Internal/General Medicine

Anesthesiology is the medical specialty that focuses on perioperative medicine and the administration of anesthesia. The American Society of Anesthesiologists define anesthesiology as “the practice of medicine dedicated to the relief of pain and total care of the surgical patient before, during and after surgery.”
Terminology varies between countries. In North America, the medical specialty is called anesthesiology, a doctor practicing it is termed an anesthesiologist, and the treatment delivered is referred to as anesthesia.By contrast, in the United Kingdom and other countries following the British tradition, both the medical specialty and the treatment delivered are referred to as anaesthesia or anaesthetics, and the physician who performs them is termed an anaesthetist (in North America, the word anesthetist indicates a certified anesthesiologist assistant who delivers anesthesia under the supervision of a physician) or certified registered nurse anesthetist who in most states in the U.S. require physician supervision.
One of the fundamental practices of anesthesiologists is that of general anesthesia in which a person is placed in a medical coma. This is performed to permit surgery without the individual responding to pain (analgesia) during surgery or remembering the surgery.

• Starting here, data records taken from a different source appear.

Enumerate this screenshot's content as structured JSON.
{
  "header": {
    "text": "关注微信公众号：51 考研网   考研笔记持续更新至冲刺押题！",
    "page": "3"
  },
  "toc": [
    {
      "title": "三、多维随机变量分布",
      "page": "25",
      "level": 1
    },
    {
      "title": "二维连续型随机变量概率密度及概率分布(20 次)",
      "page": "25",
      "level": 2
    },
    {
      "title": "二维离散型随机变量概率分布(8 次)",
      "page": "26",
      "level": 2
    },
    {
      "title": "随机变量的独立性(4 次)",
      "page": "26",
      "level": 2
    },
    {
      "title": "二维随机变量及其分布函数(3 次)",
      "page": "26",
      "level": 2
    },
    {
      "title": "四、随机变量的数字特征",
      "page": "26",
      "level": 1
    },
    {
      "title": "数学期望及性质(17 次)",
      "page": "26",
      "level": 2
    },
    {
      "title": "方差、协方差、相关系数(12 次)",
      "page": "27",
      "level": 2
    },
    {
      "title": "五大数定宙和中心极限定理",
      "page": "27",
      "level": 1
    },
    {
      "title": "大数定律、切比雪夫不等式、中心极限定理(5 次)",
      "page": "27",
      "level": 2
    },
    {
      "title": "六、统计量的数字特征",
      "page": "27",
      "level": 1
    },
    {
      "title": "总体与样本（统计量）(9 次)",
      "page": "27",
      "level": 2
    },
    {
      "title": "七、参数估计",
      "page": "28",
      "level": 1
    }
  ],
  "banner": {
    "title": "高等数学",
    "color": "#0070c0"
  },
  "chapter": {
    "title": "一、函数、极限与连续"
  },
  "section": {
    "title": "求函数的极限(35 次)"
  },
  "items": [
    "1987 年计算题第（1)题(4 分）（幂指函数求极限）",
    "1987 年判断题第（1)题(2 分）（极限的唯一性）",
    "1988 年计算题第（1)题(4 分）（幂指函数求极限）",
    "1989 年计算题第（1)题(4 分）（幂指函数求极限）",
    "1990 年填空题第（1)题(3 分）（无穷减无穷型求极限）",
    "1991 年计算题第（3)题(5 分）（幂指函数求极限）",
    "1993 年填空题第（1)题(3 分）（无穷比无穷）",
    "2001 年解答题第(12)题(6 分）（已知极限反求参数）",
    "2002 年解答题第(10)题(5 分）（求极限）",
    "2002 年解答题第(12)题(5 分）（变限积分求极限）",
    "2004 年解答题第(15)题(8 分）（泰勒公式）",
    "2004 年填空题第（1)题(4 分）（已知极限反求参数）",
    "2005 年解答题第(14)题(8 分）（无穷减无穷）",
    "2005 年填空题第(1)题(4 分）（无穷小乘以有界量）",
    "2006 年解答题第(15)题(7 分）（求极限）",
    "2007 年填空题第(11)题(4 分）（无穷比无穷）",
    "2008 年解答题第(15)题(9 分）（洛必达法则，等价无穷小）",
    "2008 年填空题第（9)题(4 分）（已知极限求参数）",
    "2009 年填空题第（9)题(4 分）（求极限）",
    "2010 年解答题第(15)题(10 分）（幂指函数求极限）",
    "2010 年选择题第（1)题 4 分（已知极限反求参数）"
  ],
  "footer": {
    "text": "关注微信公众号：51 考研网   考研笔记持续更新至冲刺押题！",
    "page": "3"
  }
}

If general anesthesia is not necessary, then regional anesthesia can be performed to induce analgesia in a region of the body. For example, epidural administration of a local anesthetic is commonly performed on the mother during childbirth to reduce the pain while permitting the mother to be awake and active in labor & delivery (general anesthesia would not permit this).
Anesthesiologists often also undertake non-surgical pain relief and critical care management that include working in an intensive care unit.
An anesthesiologist is trained to provide pain relief and maintenance, or restoration, of a stable condition during and immediately following an operation, obstetric, or diagnostic procedure. It is the anesthesiologist’s foremost purpose and concern to protect the patient’s well-being and safety just prior to, during, and after surgery. Anesthesiologists have many responsibilities: preoperative evaluation of patients to determine conditions that may complicate surgery; management of pain and emotional stress during surgical, obstetrical, and medical procedures; provision of life support under the stress of anesthesia and surgery; immediate postoperative care of the patient; and knowledge of drugs and their interactions with anesthetic agents. Their functions also include long-standing and cancer pain management; management of problems in cardiac and respiratory resuscitation; application of specific methods of inhalation therapy; and emergency clinical management of various fluid, electrolyte, and metabolic disturbances.